Just an old piece of card

When did you last send a postcard?

With billions of us now using social media to connect with friends and family in real-time, who needs to bother with finding a pen, buying a stamp, and remembering to pop to the post box.

And yet what a wonderful feeling to find a postcard on the doormat. To receive a handwritten postcard from someone you love is to receive a gift. It’s just between the two of you (if we ignore the postman). The connection is exclusive, personal, meaningful.

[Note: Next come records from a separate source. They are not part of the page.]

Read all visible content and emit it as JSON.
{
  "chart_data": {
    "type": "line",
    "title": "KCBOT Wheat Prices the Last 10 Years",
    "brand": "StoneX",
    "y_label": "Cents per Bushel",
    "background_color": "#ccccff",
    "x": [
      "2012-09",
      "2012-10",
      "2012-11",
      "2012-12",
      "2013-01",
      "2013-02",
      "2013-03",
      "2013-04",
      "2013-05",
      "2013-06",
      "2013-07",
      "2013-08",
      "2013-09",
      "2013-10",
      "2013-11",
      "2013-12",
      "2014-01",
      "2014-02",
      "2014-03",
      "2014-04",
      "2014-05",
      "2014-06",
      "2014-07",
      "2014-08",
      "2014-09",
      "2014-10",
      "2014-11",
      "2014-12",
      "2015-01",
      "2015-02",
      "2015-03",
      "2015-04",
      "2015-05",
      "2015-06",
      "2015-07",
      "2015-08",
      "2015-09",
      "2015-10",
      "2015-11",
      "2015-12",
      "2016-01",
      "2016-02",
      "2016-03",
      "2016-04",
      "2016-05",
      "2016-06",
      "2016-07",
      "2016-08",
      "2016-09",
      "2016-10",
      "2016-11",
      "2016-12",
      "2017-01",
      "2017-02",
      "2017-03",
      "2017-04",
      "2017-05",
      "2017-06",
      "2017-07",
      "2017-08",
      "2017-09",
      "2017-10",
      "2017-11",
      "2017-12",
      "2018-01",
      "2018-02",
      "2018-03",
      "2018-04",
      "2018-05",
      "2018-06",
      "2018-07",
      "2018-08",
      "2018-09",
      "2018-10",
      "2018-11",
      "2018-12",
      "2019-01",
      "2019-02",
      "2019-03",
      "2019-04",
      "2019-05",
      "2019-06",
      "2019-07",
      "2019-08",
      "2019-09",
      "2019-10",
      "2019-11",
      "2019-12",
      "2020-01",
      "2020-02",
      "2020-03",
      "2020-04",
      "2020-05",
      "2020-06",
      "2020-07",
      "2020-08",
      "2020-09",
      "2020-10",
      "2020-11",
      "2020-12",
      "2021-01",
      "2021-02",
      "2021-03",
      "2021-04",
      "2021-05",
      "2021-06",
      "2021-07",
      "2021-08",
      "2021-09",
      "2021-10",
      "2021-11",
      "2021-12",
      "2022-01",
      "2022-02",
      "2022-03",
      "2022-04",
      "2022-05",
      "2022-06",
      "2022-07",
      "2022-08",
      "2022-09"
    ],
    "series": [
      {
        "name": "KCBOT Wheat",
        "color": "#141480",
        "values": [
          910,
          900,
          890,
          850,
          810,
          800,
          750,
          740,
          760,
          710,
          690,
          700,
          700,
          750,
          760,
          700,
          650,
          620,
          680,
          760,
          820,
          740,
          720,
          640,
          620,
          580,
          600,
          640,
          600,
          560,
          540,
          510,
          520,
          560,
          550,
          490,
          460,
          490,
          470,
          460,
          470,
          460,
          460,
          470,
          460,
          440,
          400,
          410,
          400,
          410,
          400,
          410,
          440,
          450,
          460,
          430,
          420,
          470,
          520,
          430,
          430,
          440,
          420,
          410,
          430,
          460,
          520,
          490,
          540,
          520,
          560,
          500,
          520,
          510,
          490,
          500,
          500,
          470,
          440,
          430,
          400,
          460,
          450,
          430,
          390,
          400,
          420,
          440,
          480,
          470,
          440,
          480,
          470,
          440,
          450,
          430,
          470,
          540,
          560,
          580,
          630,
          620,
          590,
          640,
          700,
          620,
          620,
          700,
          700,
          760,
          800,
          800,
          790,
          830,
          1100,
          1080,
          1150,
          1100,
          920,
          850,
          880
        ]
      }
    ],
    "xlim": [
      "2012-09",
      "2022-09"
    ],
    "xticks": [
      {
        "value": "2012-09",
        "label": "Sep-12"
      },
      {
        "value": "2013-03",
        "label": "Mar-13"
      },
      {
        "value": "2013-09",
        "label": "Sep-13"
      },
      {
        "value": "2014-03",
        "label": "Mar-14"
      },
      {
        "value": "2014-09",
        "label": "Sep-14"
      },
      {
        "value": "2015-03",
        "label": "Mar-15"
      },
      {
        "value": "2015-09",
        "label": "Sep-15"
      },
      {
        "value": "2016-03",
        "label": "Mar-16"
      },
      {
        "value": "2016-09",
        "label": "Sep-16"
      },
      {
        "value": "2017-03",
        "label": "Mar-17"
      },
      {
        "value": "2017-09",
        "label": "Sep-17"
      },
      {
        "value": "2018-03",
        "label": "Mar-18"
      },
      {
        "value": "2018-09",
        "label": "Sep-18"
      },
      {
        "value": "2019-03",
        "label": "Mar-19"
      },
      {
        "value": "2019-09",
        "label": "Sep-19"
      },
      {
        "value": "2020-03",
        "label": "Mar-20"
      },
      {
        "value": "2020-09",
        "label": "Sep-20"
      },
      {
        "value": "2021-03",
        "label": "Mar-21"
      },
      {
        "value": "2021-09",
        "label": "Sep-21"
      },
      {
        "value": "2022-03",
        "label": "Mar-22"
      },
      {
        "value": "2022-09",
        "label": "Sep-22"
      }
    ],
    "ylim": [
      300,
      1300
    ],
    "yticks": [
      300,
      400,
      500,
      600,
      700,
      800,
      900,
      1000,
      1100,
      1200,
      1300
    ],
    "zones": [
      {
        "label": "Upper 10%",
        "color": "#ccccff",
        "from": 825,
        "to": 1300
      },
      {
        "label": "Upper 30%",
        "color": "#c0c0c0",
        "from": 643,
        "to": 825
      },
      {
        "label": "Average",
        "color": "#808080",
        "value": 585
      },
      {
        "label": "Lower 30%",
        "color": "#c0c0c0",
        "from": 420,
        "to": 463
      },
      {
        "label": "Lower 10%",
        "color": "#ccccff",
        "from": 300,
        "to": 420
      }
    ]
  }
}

With the advent of the picture postcard in the late 19th century, ordinary people could, for the first time, capture a precious memory of an important occasion or special place. They could hold these small pieces of art in their own hands and then display them in an album or on the mantelpiece.

Thirty years ago, I started my own postcard collection, decorating my room with a blu-tacked mosaic of postcards of Hollywood actors. It was a cheap way to add glamour to the dreary brutalist architecture of my student halls. I still have those postcards stuffed into a shoebox in the attic. Old friends are hard to lose.

And this, of course, is why there are still millions of vintage postcards circulating today, stuck into albums or hidden in shoeboxes like mine. All of them treasured as old friends.

To own a vintage postcard is to glimpse into a vibrant world long gone. With an old postcard in our hands, we can travel in time to a familiar place or hear the voices of our great grandparents as they share their daily lives. Isn’t that more valuable to us than the curated world of famous things in a grand museum or dusty archive?